This is literally my first Star Wars film. I wasn’t interested in the franchise. If I want to try new art and entertainment, I focus on the premise rather than its celebrity or cult status. Honestly, Star Wars’ premise doesn’t interest me.
Basically, it’s another case of good vs. evil. The marginalised vs. the powerful ones. Battle scenes. I know I sound ignorant. But, that’s the impression I get from the film. Correct me if I am wrong. Of course, I still have other reasons to try the franchise.
First of all, Harry Potter’s not a completely original franchise either. It has traits shared by many other stories. But, I’ve been a pothead for years and I can see myself as one in the future. If I can love derivative HP, why not Star Wars?
Also, Star Wars is sci-fi. I have a soft spot for speculative genres. From my lenses, they can get deep easily and unpretentiously. I like that. I can’t stand self-righteous entertainment. Another reason to try Star Wars.
So, when I had the chance to watch it, I took it. Not disappointed at all.
Quality wise, it’s unexceptional. K-2SO is the only character that I like. The human ones don’t attract me. I’m neither annoyed nor compelled by them. That hinders the immersion. But, the most important aspect of the film is its ending….which makes me conflicted.
It is supposed to be sad. But, the emotions existed briefly before immediately swept under the rug. Like, why? Our heroes are dead. They die before they reach the happy ending. I should not have feelings about that? Seriously? What are they? Chopped liver? Why don’t the filmmakers celebrate the deaths as well? Oh, look! Dead heroes! Woohoooo!! Pop the champagne!!
*takes a deep breath*
As much as frustrating it is, the film’s a good reminder that every revolution demands sacrifice. The living heroes have it nicer. They live to enjoy seeing their causes becoming reality, unlike their dead predecessors.
Okay, I know how it sounds like. In reality, I am genuinely grateful of their heroic efforts. I really do. But, I also credit their predecessors for starting the movements. Without them, our living heroes probably wouldn’t have a colossal cause to fight for.
I believe franchises like Star Wars need prequels. They unveil the origin stories, show how everything started. If not prequels, at least insert fictional history lessons in the original stories. Don’t dwell too much on the present. Explore the past well.
If I dare to say this to some people, they would roll their eyes (and I hope they got stuck) and say profoundly pragmatic things like “why does it matter?”, “it’s just entertainment!” and “why can’t you just be dumbed down like us?” My respond would be this:
Why doesn’t it matter?
I have said this countless times before and I will said it again: I love lowbrow entertainment. I really do. I believe it’s morally and intellectually acceptable to unwind with pure escapism. But, indulging in escapism in your every waking second is self-destructive.
Sooner or later, you have to dwell on the inescapable reality.
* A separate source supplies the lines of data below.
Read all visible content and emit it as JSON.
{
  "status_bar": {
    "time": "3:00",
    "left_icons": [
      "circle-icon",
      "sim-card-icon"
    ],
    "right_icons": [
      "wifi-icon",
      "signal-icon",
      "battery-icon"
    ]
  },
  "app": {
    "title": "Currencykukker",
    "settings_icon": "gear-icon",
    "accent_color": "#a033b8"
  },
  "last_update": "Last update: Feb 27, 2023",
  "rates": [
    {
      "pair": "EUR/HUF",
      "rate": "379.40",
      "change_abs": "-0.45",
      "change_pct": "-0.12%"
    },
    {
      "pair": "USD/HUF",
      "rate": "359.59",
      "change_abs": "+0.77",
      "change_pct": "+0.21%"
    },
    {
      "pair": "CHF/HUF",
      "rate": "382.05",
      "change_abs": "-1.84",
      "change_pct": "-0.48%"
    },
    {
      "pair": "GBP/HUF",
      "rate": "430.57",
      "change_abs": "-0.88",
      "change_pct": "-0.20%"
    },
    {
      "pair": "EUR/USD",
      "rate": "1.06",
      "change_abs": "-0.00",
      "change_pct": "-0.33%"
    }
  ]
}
You are in it, whether you like it or not. This can be encouraged by inserting depth to popular entertainment, no matter how subtle it is.
In the case of Rogue One, it’s about knowing the Jedis’ earliest efforts (God, I hope I got the info right). You will never fully appreciate their movement (is that the right word?) unless you learn about the history.
You would learn how and why it started, about everything the movement went through and its evolution from then to now. The movement in its present form doesn’t tell you the full story and that can lead to ignorance.
The people. Don’t forget about them. You would also learn about the sacrifices they made. Be grateful that you don’t have to endure what they went through, that you can enjoy the privilege which weren’t available then.
I know, I know. Star Wars isn’t real. But, one has to acknowledge that it resembles real life phenomenons. Notice the parallel, immerse in it and we’ll be more insightful about our reality. Try harder and we can make our world a better place.
It seems my teenage idealism still lingers…
Oh and one more thing. My statement about esteeming heroes sounds patriotic. It can be applied to the context of fighting for national independence. But, that was not what I had in mind.
I was thinking about something more internal. The fight for more rights for the marginalised ones, honourable governance and even better living conditions. They may seem trivial. But, they also involve heroic individuals. In some cases, they do suffer from violence. Not all heroes are soldiers.
Admittedly, those internal issues can intertwine with patriotism as well.